Homeseer recently introduced a line of switches which do exactly that. You have single tap, double tap, and triple tap on both the top and bottom of the switch. The switch then sends a single code to the smartthings hub for each of these options.
Community discussion in the following thread (this is a clickable link)
With the Homeseer switches, you could do what you described. And they look just like a regular rocker switch.

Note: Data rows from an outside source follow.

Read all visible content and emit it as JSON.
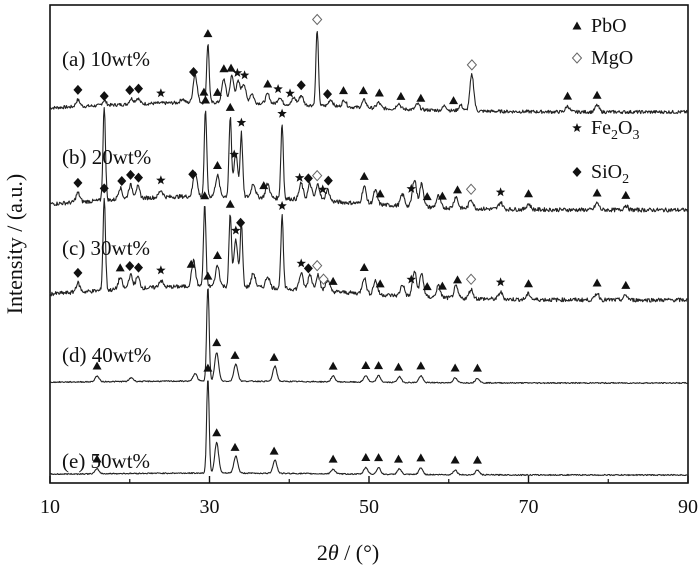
{
  "chart_data": {
    "type": "line",
    "title": "",
    "xlabel_prefix": "2",
    "xlabel_symbol": "θ",
    "xlabel_suffix": " / (°)",
    "ylabel": "Intensity / (a.u.)",
    "xlim": [
      10,
      90
    ],
    "x_ticks": [
      "10",
      "30",
      "50",
      "70",
      "90"
    ],
    "y_ticks_shown": false,
    "grid": false,
    "legend_position": "top-right",
    "legend": [
      {
        "marker": "triangle",
        "label": "PbO"
      },
      {
        "marker": "diamond-open",
        "label": "MgO"
      },
      {
        "marker": "star",
        "label": "Fe",
        "sub": "2",
        "label2": "O",
        "sub2": "3"
      },
      {
        "marker": "diamond",
        "label": "SiO",
        "sub": "2"
      }
    ],
    "series": [
      {
        "label": "(a) 10wt%",
        "baseline": 0.0,
        "background": 0.1,
        "peaks": [
          [
            13.5,
            0.07
          ],
          [
            16.8,
            0.05
          ],
          [
            20.2,
            0.06
          ],
          [
            21.0,
            0.06
          ],
          [
            26.6,
            0.04
          ],
          [
            28.2,
            0.3
          ],
          [
            29.8,
            0.62
          ],
          [
            31.8,
            0.25
          ],
          [
            32.8,
            0.28
          ],
          [
            33.6,
            0.22
          ],
          [
            34.3,
            0.2
          ],
          [
            35.3,
            0.1
          ],
          [
            37.3,
            0.1
          ],
          [
            38.8,
            0.07
          ],
          [
            40.6,
            0.07
          ],
          [
            41.5,
            0.1
          ],
          [
            43.5,
            0.8
          ],
          [
            45.2,
            0.07
          ],
          [
            46.9,
            0.07
          ],
          [
            49.4,
            0.08
          ],
          [
            51.2,
            0.06
          ],
          [
            53.7,
            0.06
          ],
          [
            56.1,
            0.06
          ],
          [
            59.5,
            0.05
          ],
          [
            61.5,
            0.06
          ],
          [
            62.9,
            0.38
          ],
          [
            74.9,
            0.06
          ],
          [
            78.6,
            0.07
          ]
        ],
        "markers": [
          [
            29.8,
            "triangle"
          ],
          [
            43.5,
            "diamond-open"
          ],
          [
            62.9,
            "diamond-open"
          ],
          [
            28.0,
            "diamond"
          ],
          [
            31.8,
            "triangle"
          ],
          [
            32.7,
            "triangle"
          ],
          [
            33.5,
            "star"
          ],
          [
            34.4,
            "star"
          ],
          [
            37.3,
            "triangle"
          ],
          [
            38.6,
            "star"
          ],
          [
            40.1,
            "star"
          ],
          [
            41.5,
            "diamond"
          ],
          [
            44.8,
            "diamond"
          ],
          [
            46.8,
            "triangle"
          ],
          [
            49.3,
            "triangle"
          ],
          [
            51.3,
            "triangle"
          ],
          [
            54.0,
            "triangle"
          ],
          [
            56.5,
            "triangle"
          ],
          [
            60.6,
            "triangle"
          ],
          [
            74.9,
            "triangle"
          ],
          [
            78.6,
            "triangle"
          ],
          [
            13.5,
            "diamond"
          ],
          [
            20.0,
            "diamond"
          ],
          [
            21.1,
            "diamond"
          ],
          [
            23.9,
            "star"
          ],
          [
            29.3,
            "triangle"
          ],
          [
            31.0,
            "triangle"
          ]
        ]
      },
      {
        "label": "(b) 20wt%",
        "baseline": 0.0,
        "background": 0.12,
        "peaks": [
          [
            13.5,
            0.08
          ],
          [
            16.8,
            0.82
          ],
          [
            18.8,
            0.1
          ],
          [
            20.1,
            0.12
          ],
          [
            21.0,
            0.1
          ],
          [
            23.9,
            0.06
          ],
          [
            28.2,
            0.22
          ],
          [
            29.5,
            0.75
          ],
          [
            31.0,
            0.18
          ],
          [
            32.6,
            0.68
          ],
          [
            33.3,
            0.38
          ],
          [
            34.0,
            0.55
          ],
          [
            35.5,
            0.12
          ],
          [
            37.3,
            0.12
          ],
          [
            39.1,
            0.65
          ],
          [
            41.5,
            0.14
          ],
          [
            42.6,
            0.14
          ],
          [
            43.6,
            0.14
          ],
          [
            44.8,
            0.1
          ],
          [
            49.4,
            0.15
          ],
          [
            50.8,
            0.12
          ],
          [
            54.2,
            0.1
          ],
          [
            55.7,
            0.24
          ],
          [
            56.6,
            0.2
          ],
          [
            58.7,
            0.1
          ],
          [
            60.9,
            0.1
          ],
          [
            62.8,
            0.08
          ],
          [
            66.5,
            0.06
          ],
          [
            70.0,
            0.05
          ],
          [
            78.6,
            0.06
          ],
          [
            82.2,
            0.04
          ]
        ],
        "markers": [
          [
            16.8,
            "diamond"
          ],
          [
            29.5,
            "triangle"
          ],
          [
            32.6,
            "triangle"
          ],
          [
            34.0,
            "star"
          ],
          [
            39.1,
            "star"
          ],
          [
            13.5,
            "diamond"
          ],
          [
            19.0,
            "diamond"
          ],
          [
            20.1,
            "diamond"
          ],
          [
            21.1,
            "diamond"
          ],
          [
            23.9,
            "star"
          ],
          [
            27.9,
            "diamond"
          ],
          [
            31.0,
            "triangle"
          ],
          [
            33.1,
            "star"
          ],
          [
            36.8,
            "triangle"
          ],
          [
            41.3,
            "star"
          ],
          [
            42.4,
            "diamond"
          ],
          [
            43.5,
            "diamond-open"
          ],
          [
            44.2,
            "star"
          ],
          [
            44.9,
            "diamond"
          ],
          [
            49.4,
            "triangle"
          ],
          [
            51.4,
            "triangle"
          ],
          [
            55.3,
            "star"
          ],
          [
            57.3,
            "triangle"
          ],
          [
            59.2,
            "triangle"
          ],
          [
            61.1,
            "triangle"
          ],
          [
            62.8,
            "diamond-open"
          ],
          [
            66.5,
            "star"
          ],
          [
            70.0,
            "triangle"
          ],
          [
            78.6,
            "triangle"
          ],
          [
            82.2,
            "triangle"
          ]
        ]
      },
      {
        "label": "(c) 30wt%",
        "baseline": 0.0,
        "background": 0.12,
        "peaks": [
          [
            13.5,
            0.08
          ],
          [
            16.8,
            0.8
          ],
          [
            18.8,
            0.1
          ],
          [
            20.1,
            0.12
          ],
          [
            21.0,
            0.1
          ],
          [
            23.9,
            0.06
          ],
          [
            28.0,
            0.22
          ],
          [
            29.4,
            0.7
          ],
          [
            31.0,
            0.18
          ],
          [
            32.6,
            0.62
          ],
          [
            33.3,
            0.4
          ],
          [
            34.0,
            0.55
          ],
          [
            35.5,
            0.12
          ],
          [
            37.3,
            0.1
          ],
          [
            39.1,
            0.63
          ],
          [
            41.5,
            0.14
          ],
          [
            42.6,
            0.14
          ],
          [
            43.6,
            0.14
          ],
          [
            44.8,
            0.1
          ],
          [
            49.4,
            0.14
          ],
          [
            50.8,
            0.12
          ],
          [
            54.2,
            0.1
          ],
          [
            55.7,
            0.22
          ],
          [
            56.6,
            0.2
          ],
          [
            58.7,
            0.1
          ],
          [
            60.9,
            0.1
          ],
          [
            62.8,
            0.08
          ],
          [
            66.5,
            0.06
          ],
          [
            70.0,
            0.05
          ],
          [
            78.6,
            0.06
          ],
          [
            82.2,
            0.04
          ]
        ],
        "markers": [
          [
            16.8,
            "diamond"
          ],
          [
            29.4,
            "triangle"
          ],
          [
            32.6,
            "triangle"
          ],
          [
            33.9,
            "diamond"
          ],
          [
            39.1,
            "star"
          ],
          [
            13.5,
            "diamond"
          ],
          [
            18.8,
            "triangle"
          ],
          [
            20.0,
            "diamond"
          ],
          [
            21.1,
            "diamond"
          ],
          [
            23.9,
            "star"
          ],
          [
            27.7,
            "triangle"
          ],
          [
            31.0,
            "triangle"
          ],
          [
            33.3,
            "star"
          ],
          [
            41.5,
            "star"
          ],
          [
            42.4,
            "diamond"
          ],
          [
            43.5,
            "diamond-open"
          ],
          [
            44.3,
            "diamond-open"
          ],
          [
            45.5,
            "triangle"
          ],
          [
            49.4,
            "triangle"
          ],
          [
            51.4,
            "triangle"
          ],
          [
            55.3,
            "star"
          ],
          [
            57.3,
            "triangle"
          ],
          [
            59.2,
            "triangle"
          ],
          [
            61.1,
            "triangle"
          ],
          [
            62.8,
            "diamond-open"
          ],
          [
            66.5,
            "star"
          ],
          [
            70.0,
            "triangle"
          ],
          [
            78.6,
            "triangle"
          ],
          [
            82.2,
            "triangle"
          ]
        ]
      },
      {
        "label": "(d) 40wt%",
        "baseline": 0.0,
        "background": 0.02,
        "peaks": [
          [
            15.9,
            0.06
          ],
          [
            20.2,
            0.04
          ],
          [
            28.2,
            0.08
          ],
          [
            29.8,
            1.0
          ],
          [
            30.9,
            0.3
          ],
          [
            33.3,
            0.18
          ],
          [
            38.2,
            0.16
          ],
          [
            45.5,
            0.06
          ],
          [
            49.6,
            0.07
          ],
          [
            51.2,
            0.07
          ],
          [
            53.8,
            0.06
          ],
          [
            56.5,
            0.07
          ],
          [
            60.8,
            0.05
          ],
          [
            63.6,
            0.05
          ]
        ],
        "markers": [
          [
            15.9,
            "triangle"
          ],
          [
            29.8,
            "triangle"
          ],
          [
            30.9,
            "triangle"
          ],
          [
            33.2,
            "triangle"
          ],
          [
            38.1,
            "triangle"
          ],
          [
            45.5,
            "triangle"
          ],
          [
            49.6,
            "triangle"
          ],
          [
            51.2,
            "triangle"
          ],
          [
            53.7,
            "triangle"
          ],
          [
            56.5,
            "triangle"
          ],
          [
            60.8,
            "triangle"
          ],
          [
            63.6,
            "triangle"
          ]
        ]
      },
      {
        "label": "(e) 50wt%",
        "baseline": 0.0,
        "background": 0.02,
        "peaks": [
          [
            15.9,
            0.05
          ],
          [
            29.8,
            1.0
          ],
          [
            30.9,
            0.32
          ],
          [
            33.3,
            0.18
          ],
          [
            38.2,
            0.14
          ],
          [
            45.5,
            0.05
          ],
          [
            49.6,
            0.07
          ],
          [
            51.2,
            0.07
          ],
          [
            53.8,
            0.06
          ],
          [
            56.5,
            0.07
          ],
          [
            60.8,
            0.05
          ],
          [
            63.6,
            0.05
          ]
        ],
        "markers": [
          [
            15.9,
            "triangle"
          ],
          [
            29.8,
            "triangle"
          ],
          [
            30.9,
            "triangle"
          ],
          [
            33.2,
            "triangle"
          ],
          [
            38.1,
            "triangle"
          ],
          [
            45.5,
            "triangle"
          ],
          [
            49.6,
            "triangle"
          ],
          [
            51.2,
            "triangle"
          ],
          [
            53.7,
            "triangle"
          ],
          [
            56.5,
            "triangle"
          ],
          [
            60.8,
            "triangle"
          ],
          [
            63.6,
            "triangle"
          ]
        ]
      }
    ]
  }
}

https://www.amazon.com/HomeSeer-HS-WD100-Z-Wave-Scene-Capable-Dimmer/dp/B01DFRWZNE/
@JDRoberts I have been looking at the HomeSeer switches, and I had been wondering if there was truly a difference between GE and these. If so, this sounds like they do exactly what I want them to. Thanks for the info.
Yes, big difference. The GE switch is just a basic on/off/dim switch. The homeseer switches use the Z wave “central scene” commands to tell the hub what tap pattern was used.
Whenever you have a question about any zwave device, you can look up its conformance statement on the official Z wave alliance website. That will tell you which Z wave commands it “supports” (can receive) and “controls” (can send).
This is why you need a neutral wire at the switch, the switch needs to have constant power for the radio. Turning a switch off just turns off power to the load, not to the switch.
If you do not understand how electricity works, you need to either study up on it or hire somebody to do the work for you, risk injury to yourself or burning down the house.
@JDRoberts thank you for the detailed information, gives me some reading material so I can educate myself further. Thanks again.
Don’t worry! I’m calling an electrician to change all the fixtures and the switches!
I don’t want to set a new house on fire~
I’m an electrical engineer but ehhhh I deal with 0s and 1s now, idk anything about analog circuits…
I wasn’t trying to be condescending , but we tend to get a little cautious about giving out wiring advice when it sounds like somebody is not familiar with doing electrical work.
Don’t worry, your worries are justified.
I can try to learn about it, but I have other things to worry about right now, so for now I’ll just worry about the IoT side, and not bother with the manual work o_o (same thing with rekeying, I’ll just get a locksmith instead of breaking the lock myself)
Just get Schlage touchscreen, no more rekeying or changing locks. Just delete and add codes as required.
I did get those. Three of them. But I wanted to rekey them before installing, to all the same lock so I can toss away the other two keys
I’ve had them for 3 years. No clue where the actual " keys" are. They are on the " extra key" rack someplace, I assume. Chances of the batteries dying in 4 locks all at the same time are next to impossible.
@JDRoberts I just want to clarify, I know you can setup actions for the single tap, but can you prevent the physical load from executing on/off based on the click? From what I can tell from your response, that is what you are stating but I just want to be sure I understand properly and don’t misunderstand.